Nos últimos dias, a Internet móvel deixou de funcionar com normalidade em Moscovo. Utilizadores em várias zonas relataram dificuldade em aceder a sites, aplicações e fazer chamadas. A falha estendeu-se a São Petersburgo, afetando serviços digitais essenciais.
A interrupção começou há cerca de uma semana e já condiciona transporte, entregas e comunicações profissionais. Muitos moradores recorreram a soluções alternativas para manter a comunicação e o trabalho.
O Kremlin reconheceu restrições no acesso à rede, afirmando que são tomadas para assegurar a segurança. As autoridades disseram que as limitações vão permanecer enquanto forem necessárias, sem detalhar prazos.

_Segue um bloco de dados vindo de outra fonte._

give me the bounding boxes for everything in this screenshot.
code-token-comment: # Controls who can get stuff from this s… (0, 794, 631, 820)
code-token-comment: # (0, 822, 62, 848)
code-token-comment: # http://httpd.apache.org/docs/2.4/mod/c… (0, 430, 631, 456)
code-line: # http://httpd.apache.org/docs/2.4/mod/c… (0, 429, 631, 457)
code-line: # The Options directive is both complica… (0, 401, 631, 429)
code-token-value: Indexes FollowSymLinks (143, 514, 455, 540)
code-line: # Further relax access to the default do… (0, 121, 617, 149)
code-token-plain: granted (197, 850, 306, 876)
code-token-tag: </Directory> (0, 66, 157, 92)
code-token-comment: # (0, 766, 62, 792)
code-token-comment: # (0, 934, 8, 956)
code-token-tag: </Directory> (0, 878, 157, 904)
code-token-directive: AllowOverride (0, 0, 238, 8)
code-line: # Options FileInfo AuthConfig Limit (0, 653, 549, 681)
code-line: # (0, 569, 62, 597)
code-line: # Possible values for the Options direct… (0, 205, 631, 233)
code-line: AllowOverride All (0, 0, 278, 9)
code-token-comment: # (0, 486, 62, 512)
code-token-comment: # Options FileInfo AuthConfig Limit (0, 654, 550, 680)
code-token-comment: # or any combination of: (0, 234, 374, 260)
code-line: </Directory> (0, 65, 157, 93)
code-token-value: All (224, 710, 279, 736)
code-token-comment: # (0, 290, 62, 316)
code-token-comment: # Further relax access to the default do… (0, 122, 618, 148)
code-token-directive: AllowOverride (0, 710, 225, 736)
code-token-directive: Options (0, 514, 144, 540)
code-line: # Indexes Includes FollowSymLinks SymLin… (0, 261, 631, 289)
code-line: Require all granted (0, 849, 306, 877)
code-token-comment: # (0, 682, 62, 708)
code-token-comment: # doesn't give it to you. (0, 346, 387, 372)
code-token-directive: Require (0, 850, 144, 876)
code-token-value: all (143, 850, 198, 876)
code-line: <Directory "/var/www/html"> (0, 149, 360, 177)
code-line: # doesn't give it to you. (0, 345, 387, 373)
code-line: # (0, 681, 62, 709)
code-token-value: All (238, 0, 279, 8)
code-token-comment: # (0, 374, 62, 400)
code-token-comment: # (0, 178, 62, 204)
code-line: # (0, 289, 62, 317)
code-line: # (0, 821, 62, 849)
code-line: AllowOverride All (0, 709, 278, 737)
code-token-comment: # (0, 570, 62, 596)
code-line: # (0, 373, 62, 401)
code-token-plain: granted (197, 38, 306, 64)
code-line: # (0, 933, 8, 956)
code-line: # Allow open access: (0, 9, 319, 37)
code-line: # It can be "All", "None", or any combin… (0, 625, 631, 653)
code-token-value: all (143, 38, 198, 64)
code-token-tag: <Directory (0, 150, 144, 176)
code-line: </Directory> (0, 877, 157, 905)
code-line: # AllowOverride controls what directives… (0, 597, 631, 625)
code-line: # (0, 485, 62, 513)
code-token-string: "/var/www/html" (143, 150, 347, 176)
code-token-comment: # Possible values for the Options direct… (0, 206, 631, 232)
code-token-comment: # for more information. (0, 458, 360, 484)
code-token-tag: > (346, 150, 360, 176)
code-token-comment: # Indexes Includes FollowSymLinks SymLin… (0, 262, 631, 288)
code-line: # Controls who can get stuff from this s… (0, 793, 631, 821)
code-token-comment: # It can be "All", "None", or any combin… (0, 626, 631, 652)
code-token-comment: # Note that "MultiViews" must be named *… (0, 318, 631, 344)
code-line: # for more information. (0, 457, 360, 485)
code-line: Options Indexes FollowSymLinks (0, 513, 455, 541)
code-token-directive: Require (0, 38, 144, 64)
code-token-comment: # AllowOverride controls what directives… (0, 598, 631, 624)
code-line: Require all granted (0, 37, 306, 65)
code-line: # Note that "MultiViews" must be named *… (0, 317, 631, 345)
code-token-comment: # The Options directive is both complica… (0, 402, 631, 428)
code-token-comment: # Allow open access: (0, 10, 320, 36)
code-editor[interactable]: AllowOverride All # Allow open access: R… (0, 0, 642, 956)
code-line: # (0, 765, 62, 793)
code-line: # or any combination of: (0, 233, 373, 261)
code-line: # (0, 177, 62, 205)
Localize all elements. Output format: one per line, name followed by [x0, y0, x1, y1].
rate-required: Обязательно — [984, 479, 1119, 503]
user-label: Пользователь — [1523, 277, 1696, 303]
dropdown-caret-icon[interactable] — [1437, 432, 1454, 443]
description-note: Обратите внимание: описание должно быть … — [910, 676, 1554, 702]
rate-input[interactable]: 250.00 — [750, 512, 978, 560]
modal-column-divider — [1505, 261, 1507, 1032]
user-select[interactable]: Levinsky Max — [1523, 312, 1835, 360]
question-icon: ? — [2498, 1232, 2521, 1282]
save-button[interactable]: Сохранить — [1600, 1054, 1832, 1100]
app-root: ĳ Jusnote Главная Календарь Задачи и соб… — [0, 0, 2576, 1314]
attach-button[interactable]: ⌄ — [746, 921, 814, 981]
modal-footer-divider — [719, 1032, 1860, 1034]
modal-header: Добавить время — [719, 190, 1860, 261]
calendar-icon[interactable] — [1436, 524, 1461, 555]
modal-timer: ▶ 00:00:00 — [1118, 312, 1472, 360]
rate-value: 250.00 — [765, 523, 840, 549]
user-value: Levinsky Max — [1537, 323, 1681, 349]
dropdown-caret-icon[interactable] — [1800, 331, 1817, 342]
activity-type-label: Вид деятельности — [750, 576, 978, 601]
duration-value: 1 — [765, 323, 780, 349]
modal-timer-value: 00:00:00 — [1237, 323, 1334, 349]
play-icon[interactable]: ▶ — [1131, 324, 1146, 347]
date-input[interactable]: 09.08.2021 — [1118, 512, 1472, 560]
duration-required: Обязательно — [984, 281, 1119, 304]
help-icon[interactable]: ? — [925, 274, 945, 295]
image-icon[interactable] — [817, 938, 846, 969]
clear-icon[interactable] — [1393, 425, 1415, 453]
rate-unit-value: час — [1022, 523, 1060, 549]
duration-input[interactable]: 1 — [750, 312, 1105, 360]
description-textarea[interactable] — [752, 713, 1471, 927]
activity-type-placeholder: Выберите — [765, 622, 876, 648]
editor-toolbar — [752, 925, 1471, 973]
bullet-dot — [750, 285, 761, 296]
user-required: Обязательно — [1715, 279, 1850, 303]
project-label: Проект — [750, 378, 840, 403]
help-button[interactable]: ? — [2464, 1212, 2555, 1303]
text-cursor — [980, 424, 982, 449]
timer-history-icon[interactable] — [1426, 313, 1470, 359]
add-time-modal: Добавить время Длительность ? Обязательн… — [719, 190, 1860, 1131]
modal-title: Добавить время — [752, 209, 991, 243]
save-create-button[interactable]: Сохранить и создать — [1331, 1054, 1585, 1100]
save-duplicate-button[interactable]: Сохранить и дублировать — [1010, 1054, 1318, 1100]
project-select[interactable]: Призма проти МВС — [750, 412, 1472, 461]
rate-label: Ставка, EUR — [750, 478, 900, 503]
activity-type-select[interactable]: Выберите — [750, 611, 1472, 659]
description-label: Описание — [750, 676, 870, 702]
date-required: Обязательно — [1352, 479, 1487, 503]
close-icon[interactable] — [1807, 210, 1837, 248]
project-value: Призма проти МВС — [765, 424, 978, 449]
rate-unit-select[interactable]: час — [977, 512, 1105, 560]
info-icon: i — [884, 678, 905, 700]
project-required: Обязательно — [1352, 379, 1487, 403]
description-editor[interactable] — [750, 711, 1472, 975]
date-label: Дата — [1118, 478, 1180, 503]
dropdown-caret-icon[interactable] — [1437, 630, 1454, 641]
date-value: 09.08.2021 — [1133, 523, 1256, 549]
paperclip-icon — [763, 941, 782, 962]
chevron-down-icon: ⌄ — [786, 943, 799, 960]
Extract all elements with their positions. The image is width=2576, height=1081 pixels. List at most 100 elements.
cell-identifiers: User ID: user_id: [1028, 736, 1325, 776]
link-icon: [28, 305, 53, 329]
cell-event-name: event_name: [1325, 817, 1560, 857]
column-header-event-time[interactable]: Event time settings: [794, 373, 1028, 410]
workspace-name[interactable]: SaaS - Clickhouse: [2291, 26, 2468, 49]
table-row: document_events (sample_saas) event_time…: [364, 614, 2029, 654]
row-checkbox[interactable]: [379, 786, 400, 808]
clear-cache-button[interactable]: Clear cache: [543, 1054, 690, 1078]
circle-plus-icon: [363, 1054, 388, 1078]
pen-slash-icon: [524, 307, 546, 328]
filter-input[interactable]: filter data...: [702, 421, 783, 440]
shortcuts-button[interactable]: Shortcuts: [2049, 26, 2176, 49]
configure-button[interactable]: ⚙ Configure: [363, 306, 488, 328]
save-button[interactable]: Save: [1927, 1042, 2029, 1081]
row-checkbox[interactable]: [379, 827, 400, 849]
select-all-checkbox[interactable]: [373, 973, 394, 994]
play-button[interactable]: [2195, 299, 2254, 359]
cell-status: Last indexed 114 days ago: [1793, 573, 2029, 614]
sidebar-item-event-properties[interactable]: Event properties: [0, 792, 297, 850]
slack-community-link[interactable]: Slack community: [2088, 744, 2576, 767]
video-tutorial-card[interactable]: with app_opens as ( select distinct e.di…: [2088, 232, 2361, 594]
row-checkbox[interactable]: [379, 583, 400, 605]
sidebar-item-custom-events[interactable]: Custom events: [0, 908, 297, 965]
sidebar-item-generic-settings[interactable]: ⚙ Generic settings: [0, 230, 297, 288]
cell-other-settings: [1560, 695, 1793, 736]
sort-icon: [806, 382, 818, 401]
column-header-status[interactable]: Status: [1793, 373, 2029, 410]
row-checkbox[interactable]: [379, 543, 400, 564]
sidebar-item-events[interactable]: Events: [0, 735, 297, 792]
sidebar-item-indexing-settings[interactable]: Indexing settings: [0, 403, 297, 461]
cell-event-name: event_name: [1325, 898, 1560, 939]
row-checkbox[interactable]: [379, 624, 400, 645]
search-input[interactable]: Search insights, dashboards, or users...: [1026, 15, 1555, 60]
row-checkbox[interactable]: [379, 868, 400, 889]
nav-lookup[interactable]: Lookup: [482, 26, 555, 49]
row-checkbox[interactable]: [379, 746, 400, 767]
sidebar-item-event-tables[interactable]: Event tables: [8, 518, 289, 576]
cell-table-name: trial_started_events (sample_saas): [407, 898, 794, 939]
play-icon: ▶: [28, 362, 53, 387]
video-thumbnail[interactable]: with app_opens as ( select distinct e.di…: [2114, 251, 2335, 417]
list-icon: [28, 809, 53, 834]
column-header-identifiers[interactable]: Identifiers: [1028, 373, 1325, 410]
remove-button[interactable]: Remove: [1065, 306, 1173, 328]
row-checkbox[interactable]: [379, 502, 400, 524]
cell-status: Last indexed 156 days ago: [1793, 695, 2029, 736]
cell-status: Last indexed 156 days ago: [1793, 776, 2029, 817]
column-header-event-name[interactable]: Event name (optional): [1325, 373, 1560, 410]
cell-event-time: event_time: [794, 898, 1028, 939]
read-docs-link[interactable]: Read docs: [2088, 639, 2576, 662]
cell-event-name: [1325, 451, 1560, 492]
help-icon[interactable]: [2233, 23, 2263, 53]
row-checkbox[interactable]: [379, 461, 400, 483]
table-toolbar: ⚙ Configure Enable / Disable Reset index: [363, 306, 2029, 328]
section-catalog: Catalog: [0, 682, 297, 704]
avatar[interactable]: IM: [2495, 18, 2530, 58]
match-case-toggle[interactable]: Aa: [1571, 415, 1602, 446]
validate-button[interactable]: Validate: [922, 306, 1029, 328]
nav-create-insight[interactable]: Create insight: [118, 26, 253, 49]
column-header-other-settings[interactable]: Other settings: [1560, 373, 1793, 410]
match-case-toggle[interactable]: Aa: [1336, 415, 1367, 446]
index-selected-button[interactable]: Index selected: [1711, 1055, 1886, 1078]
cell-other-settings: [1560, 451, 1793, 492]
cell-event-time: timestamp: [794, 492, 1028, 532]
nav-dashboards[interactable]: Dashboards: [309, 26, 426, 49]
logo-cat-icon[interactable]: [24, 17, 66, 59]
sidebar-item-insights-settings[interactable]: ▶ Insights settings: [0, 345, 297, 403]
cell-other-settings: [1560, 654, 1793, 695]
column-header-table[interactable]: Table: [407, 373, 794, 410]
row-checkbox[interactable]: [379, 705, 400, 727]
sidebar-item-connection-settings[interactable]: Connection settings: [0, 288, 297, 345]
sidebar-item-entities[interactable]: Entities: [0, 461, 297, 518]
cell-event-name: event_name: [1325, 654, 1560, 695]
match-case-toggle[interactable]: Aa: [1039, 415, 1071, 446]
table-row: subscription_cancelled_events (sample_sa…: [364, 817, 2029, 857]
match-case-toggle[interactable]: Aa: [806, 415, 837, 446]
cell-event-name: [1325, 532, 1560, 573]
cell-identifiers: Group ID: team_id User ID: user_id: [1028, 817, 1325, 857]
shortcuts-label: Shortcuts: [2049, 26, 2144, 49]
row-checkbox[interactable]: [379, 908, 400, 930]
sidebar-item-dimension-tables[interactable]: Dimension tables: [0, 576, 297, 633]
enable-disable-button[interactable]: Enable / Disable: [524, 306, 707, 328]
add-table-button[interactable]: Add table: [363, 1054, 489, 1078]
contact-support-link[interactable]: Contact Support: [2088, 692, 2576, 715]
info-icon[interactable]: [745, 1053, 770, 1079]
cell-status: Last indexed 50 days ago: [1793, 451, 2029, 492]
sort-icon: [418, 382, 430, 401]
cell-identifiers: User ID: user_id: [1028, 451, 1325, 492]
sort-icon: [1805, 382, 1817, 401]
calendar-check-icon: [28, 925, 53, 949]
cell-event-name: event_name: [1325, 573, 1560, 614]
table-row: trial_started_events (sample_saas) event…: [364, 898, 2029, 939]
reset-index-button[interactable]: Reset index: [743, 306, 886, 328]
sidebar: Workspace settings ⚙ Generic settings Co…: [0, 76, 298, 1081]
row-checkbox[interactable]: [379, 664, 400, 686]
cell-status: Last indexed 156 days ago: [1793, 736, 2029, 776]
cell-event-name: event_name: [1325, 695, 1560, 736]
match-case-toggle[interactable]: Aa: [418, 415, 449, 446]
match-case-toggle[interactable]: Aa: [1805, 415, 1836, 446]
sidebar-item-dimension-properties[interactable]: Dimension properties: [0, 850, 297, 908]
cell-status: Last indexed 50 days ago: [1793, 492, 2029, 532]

Suspeitas de testes a um novo modelo de acesso
Analistas apontam para potenciais testes a um sistema que limita os sites disponíveis, mantendo apenas conteúdos autorizados pelo Governo. O objetivo seria controlar o que é acessível online.
Especialistas citados pela imprensa estimam perdas para empresas dependentes de comércio e logística, com o mercado a apontar valores próximos de mil milhões de rublos por dia.
Deputados da Duma queixaram-se de falhas no acesso via redes móveis e Wi-Fi dentro do parlamento, o que dificultou a continuidade dos trabalhos legislativos.
Repercussões e adaptações
Com a limitação digital, muitos cidadãos recorreram a tecnologias em desuso, como walkie-talkies e pagers, que registaram aumentos de procura. Mapas em papel também voltaram a ganhar uso.
Activistas de direitos humanos sugerem que o bloqueio pode estar relacionado com testes a um ecossistema de internet mais controlado. O objetivo seria restringir o conteúdo disponível.
Caminhos políticos e tecnológicos
As autoridades já indicaram que uma lista de sites essenciais poderia incluir plataformas de compras, entregas e farmácias online. Críticos temem avanços que reduzem o acesso global à internet.
No contexto atual, o governo tem promovido a aplicação Max, destinada a concentrar serviços digitais numa única plataforma. Analistas veem-na como parte da estratégia de consolidação estatal do ecossistema digital.